Good morning from Sweden! I am using a setup of s...
# support-questions-legacy
l
Good morning from Sweden! I am using a setup of supertokens consisting of passwordless (phone verified login) and sessions. My stack also consists of Nest.js and Hasura. I've implemented JWTs according to your documentation, and it has mostly worked really well. However, there's one issue. Every now and then, all the JWTs generated and sent for verification to Hasura are treated as invalid. When this happens, the only solution I've found is to restart the Hasura instance so that it refetches the JWK via the jwk_url. Once this is done, it starts working again. It seems that this issue coincides with either an update of the JWK in our backend or a change in our backend deployment to use a newer version. I am assuming that Hasura remains unaware and doesn't attempt to refetch a new valid JWK. I'm unsure if there's an error in my implementation or if this is a bug. Any help would be appreciated.
r
hey @Lindo (Hannes Colt) the issue is that hasura does not refetch the new jwks keys when it finds an access token which was signed with a new key. This is an issue on their end, since all other jwt verification services do that (as far as i know). So solve for this for now, you can enable the use of static keys in session.init on the backend: https://supertokens.com/docs/session/common-customizations/sessions/jwt-signing-key-rotation#using-static-keys-to-sign-access-tokens
l
Alright, thank you very much for the help!
I just read up a bit on hasuras handling of JWTS / JWKS and came opon this part: https://hasura.io/docs/latest/auth/authentication/jwt/#rotating-jwks Mentioning the required headers to be sent for hasura to be aware of the fact that a refresh needs to happen, are these guidelines something that the jwks endpoint you guys have implemented follows? and if not, is it something I can override and fix?
r
this is going to be released next week
l
Alright, thanks for the headsup!
I checked the response headers of the jwks.json URL and noticed that the header: Strict-Transport-Security: max-age=15724800; Which is Thursday the second of july 1970 00.00.00 Is there no way for me to override this and fix the header name + max age value to something that works with the actual refresh time and hasura? My boss was pushing me to see if I could fix this instead of having to wait a week, so I've got to ask: ) According to hasuras docs It will check for a max-age in Cache-Control header, so the requirement would be a name change for the header, I am guessing as well as updating the value of max-age to something that's in line with the actual next refresh of the JWKS.
r
you can override the jwks API from our backend SDK and add a max-age of 60 seconds. That would work well.
l
Thank you!
When trying to override I noticed that there where no way to override through the session och passwordless recipies (those are the ones I am using). I found a override for the 'getJWKSGET' in the recipe/jwt. Would implementing and overriding that do what I want? Or do I have to go another route?
r
i think the session recipe override takes an input for openid override, which takes and input for jwt override which has the getJWKSGET
something like this:
Copy code
Session.init({
    override: {
        openIdFeature: {
            jwtFeature: {
                apis: (oI) => {
                    return {
                        ...oI,
                        getJWKSGET: async function (input) {
                            let result = await oI.getJWKSGET!(input);
                            input.options.res.setHeader("custom-header", "custom-value", false);
                            return result;
                        }
                    }
                }
            }
        }
    }
})
l
Thank you very much, was struggling with that part! 🙂
Got everything to work!

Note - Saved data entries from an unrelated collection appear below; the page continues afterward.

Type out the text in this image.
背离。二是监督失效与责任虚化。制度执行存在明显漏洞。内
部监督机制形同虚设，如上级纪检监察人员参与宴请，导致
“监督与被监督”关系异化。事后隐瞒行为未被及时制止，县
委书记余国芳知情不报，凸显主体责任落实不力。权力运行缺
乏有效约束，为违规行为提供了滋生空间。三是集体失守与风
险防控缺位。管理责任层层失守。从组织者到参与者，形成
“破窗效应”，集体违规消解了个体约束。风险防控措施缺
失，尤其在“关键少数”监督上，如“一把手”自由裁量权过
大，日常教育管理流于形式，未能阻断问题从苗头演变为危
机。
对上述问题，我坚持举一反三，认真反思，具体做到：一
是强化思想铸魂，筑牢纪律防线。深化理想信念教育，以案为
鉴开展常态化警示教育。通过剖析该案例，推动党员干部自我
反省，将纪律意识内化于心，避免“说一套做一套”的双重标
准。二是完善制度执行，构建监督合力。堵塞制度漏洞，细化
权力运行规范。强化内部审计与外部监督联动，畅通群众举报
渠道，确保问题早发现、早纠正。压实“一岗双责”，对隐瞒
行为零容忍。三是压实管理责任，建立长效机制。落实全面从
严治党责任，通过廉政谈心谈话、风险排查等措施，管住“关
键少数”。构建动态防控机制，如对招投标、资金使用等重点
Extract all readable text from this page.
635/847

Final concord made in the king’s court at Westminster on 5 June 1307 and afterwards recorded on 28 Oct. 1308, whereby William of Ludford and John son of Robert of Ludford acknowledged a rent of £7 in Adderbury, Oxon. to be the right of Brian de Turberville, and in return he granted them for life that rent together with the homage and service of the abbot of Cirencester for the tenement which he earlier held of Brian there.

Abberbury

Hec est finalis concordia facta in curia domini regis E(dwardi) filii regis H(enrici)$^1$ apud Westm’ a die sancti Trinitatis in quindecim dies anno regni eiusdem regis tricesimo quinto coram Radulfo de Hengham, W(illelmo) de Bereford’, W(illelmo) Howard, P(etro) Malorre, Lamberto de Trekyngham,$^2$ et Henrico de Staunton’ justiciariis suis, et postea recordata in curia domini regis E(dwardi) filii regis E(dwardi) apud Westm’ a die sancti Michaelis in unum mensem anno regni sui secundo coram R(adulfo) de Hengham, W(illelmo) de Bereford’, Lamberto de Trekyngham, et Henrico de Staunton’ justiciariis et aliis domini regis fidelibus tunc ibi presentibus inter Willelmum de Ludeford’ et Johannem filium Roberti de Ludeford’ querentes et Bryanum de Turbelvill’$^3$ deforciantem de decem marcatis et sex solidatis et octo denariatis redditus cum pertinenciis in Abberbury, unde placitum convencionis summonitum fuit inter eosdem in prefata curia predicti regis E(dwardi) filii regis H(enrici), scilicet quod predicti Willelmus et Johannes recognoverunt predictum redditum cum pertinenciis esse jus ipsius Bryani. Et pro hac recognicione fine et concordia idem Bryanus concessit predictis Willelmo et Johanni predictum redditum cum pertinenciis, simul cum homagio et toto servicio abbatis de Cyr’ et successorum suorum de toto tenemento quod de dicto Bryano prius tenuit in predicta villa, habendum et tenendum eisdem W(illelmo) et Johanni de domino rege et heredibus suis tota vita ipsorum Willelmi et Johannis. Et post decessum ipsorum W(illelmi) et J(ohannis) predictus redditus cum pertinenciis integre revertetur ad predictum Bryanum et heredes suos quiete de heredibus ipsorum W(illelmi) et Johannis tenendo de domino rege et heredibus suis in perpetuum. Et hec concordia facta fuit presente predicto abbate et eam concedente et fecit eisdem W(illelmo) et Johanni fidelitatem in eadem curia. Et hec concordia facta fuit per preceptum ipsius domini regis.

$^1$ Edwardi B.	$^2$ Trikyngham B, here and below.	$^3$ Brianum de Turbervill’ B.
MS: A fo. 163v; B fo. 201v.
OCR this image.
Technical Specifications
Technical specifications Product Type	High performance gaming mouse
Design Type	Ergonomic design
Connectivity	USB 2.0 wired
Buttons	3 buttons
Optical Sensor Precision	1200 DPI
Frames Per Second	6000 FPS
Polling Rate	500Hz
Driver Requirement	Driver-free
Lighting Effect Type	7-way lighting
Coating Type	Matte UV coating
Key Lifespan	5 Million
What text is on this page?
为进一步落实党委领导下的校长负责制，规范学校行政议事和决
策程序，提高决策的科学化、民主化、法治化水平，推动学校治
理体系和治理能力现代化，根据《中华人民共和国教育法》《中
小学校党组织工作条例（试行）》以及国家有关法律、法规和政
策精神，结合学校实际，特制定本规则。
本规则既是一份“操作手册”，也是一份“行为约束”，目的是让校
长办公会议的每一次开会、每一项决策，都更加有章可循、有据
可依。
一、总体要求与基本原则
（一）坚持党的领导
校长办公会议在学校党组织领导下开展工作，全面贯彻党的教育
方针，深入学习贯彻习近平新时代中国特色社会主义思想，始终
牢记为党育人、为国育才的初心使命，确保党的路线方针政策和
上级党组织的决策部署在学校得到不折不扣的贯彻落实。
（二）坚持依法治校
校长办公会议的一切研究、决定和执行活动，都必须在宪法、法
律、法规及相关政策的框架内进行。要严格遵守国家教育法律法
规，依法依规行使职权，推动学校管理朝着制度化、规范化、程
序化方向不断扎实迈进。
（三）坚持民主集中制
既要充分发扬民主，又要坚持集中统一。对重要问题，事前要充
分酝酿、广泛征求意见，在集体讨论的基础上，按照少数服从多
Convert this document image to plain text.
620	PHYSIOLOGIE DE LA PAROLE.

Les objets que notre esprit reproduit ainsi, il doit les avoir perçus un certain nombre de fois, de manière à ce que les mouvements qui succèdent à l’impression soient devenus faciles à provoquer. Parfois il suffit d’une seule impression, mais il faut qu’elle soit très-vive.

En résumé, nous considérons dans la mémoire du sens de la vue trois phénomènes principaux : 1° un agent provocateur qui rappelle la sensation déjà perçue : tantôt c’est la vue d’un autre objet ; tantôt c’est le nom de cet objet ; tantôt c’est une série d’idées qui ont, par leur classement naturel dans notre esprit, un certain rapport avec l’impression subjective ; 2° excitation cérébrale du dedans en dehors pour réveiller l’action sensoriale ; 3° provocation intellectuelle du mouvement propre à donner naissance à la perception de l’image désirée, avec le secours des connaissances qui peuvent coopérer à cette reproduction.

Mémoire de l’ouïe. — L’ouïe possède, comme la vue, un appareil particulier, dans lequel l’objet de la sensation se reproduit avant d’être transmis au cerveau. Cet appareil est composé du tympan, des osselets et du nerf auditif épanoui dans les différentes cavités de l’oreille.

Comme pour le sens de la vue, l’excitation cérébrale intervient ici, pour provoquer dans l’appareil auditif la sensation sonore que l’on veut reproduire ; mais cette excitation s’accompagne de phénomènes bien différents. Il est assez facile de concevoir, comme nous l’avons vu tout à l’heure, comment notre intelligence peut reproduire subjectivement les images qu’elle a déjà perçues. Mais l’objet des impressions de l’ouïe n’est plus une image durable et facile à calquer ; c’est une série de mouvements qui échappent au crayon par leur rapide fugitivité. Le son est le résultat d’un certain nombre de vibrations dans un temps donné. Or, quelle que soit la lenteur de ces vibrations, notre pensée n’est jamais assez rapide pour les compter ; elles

Super, I've just got a small concern, atm it refreshes the token every 60sec, which would in a worst case scenario mean that our hasura instance could work of an unvalid JWK for up to 59secs, and as such be uncontactable, I don't want to lower this value to 1sec to ensure that it doesn't happen, that feels like pretty bad solution having to check for a new JWK every 1sec, I noticed something weird in my setup, first was the fact that the header: Strict-Transport-Security: max-age=15724800; Is showing a max-age that is back in the 1970s, This header also dissappeard when i added the Cache-Control header needed for hasura. But what I am really wondering is if there's any way I can find out the actual expiration time of the JWK and use that for max-age, as that would eliminate any problems issuing from expired JWKs without having to spam the backend instance with requests.
r
so once the signing keys have changed, the access token are still signed with the older keys for 60 seconds. Therefore, this should work in all cases.
l
So if I understand you correctly there's a 'grace' period for 60sec when both the old signing keys and the new ones work?
Cause otherwise it just moves the problem to the other end of the spectrum, making sure that the new keys won't work for 59sec in a worst case scenario, if I am not mistaken? xD
r
yea, after the new keys have been issued, they will be avaialble in the jwks endpoint along with the older keys, but they won't be used to sign any access tokens.
l
Wonderful, thanks foe the clearification!